Vive de alquiler en el último piso de un edificio de cinco alturas construido en 1904 en cuya fachada destacan alargados balcones con gruesas barandas de una madera compacta, rojiza y gastada y unas ventanas ovaladas de doble hoja que, vistas desde cierta distancia, simulan los ojos de un ave de presa. Ese balcón ha sido hasta hoy su parte favorita de la casa. O mejor, del mundo. A menudo ha pensado que si cada uno tenemos un lugar en el universo, el suyo es éste en el que ahora se encuentra.
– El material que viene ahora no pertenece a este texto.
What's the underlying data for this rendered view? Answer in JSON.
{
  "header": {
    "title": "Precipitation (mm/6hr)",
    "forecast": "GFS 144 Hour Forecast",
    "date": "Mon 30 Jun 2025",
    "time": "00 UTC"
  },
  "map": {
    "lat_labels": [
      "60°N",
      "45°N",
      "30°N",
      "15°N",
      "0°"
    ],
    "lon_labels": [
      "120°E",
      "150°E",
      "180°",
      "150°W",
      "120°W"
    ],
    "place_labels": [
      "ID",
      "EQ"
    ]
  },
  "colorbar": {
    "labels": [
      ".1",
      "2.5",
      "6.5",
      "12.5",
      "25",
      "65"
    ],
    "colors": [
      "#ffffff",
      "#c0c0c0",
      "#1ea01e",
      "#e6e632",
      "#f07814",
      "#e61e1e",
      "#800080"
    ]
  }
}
El balcón tiene dos puertas y comunica las dos habitaciones exteriores y es, sobre todo, un palco privilegiado con vistas a un espectáculo único. Más allá de la ruidosa fábrica de vidrio de ahí debajo, al otro lado de la ría de aguas fosforescentes que corre de un lado a otro de su encuadre visual, explota un caótico enjambre de edificios de exuberancia vertical, prácticamente amontonados unos sobre otros, tan sólo sutilmente separados por los trazos punteados de las luces amarillentas del alumbrado público que, a la distancia a la que se encuentra, definen a la perfección las venas del laberinto: los estrechos caminos entre las masas de cemento y ladrillo, la anatomía alargada o circular de sus calles principales, plazas y terrazas. Es la divina, agridulce, vertiginosa Margen Izquierda. Ahí está escrita su vida.
Sentado en una pequeña banqueta
blanca de madera, con la espalda apoyada en la pared de la fachada que aún
conserva parte del calor absorbido en el día, acompañado tan sólo por las notas
de la cara B del viejo “After the Gold Rush” de Neil Young que ahora gira en el
tocadiscos dentro de la casa, contempla por última vez la inmensidad de lo que
le rodea intentando memorizar los detalles. Frente a él, se encadenan los laberintos urbanos de
Barakus, Sestus, y Portus Gali y más allá, perdiéndose a su derecha y saliendo ya
al mar, bajo la gigantesca mole oscura de
El Castillo, puede ver cómo se van encendiendo las luces del puerto de Santur. Bílbilis,
la capital de la Comarca, está algo más allá, a su izquierda, ría arriba, fuera
de su vista. Cae la noche, cientos de ventanas empiezan a iluminarse y el cielo
está colapsado por gigantescas nubes de aspecto bulboso semejantes en color y textura
a las setas que hace tiempo recogía con su padre. Bajo esa bóveda ocre y solemne
hay dos helicópteros cruzando el aire, el sonido de sus aspas le llega tenue, mezclado con sirenas policiales y
gemidos metálicos que es incapaz de clasificar. Perezosas columnas de humo son
atravesadas por bandadas de pájaros carmesís bajo la luz del crepúsculo que
rasean una y otra vez a velocidad supersónica la superficie achocolatada de la ría
en busca de alimento.
El último acorde de “Cripple
Creek Ferry” pone punto final al disco y eso le devuelve a la realidad. Se incorpora, y antes de dar media vuelta y entrar en la casa mira al frente y susurra
“hasta siempre”. Y el magma de cemento, luz, aire y piel le desea suerte en tres segundos asombrosos con el guiño de sus luces, los reflejos del agua y el graznido de mil gaviotas. Sólo entonces coge la maleta y se va.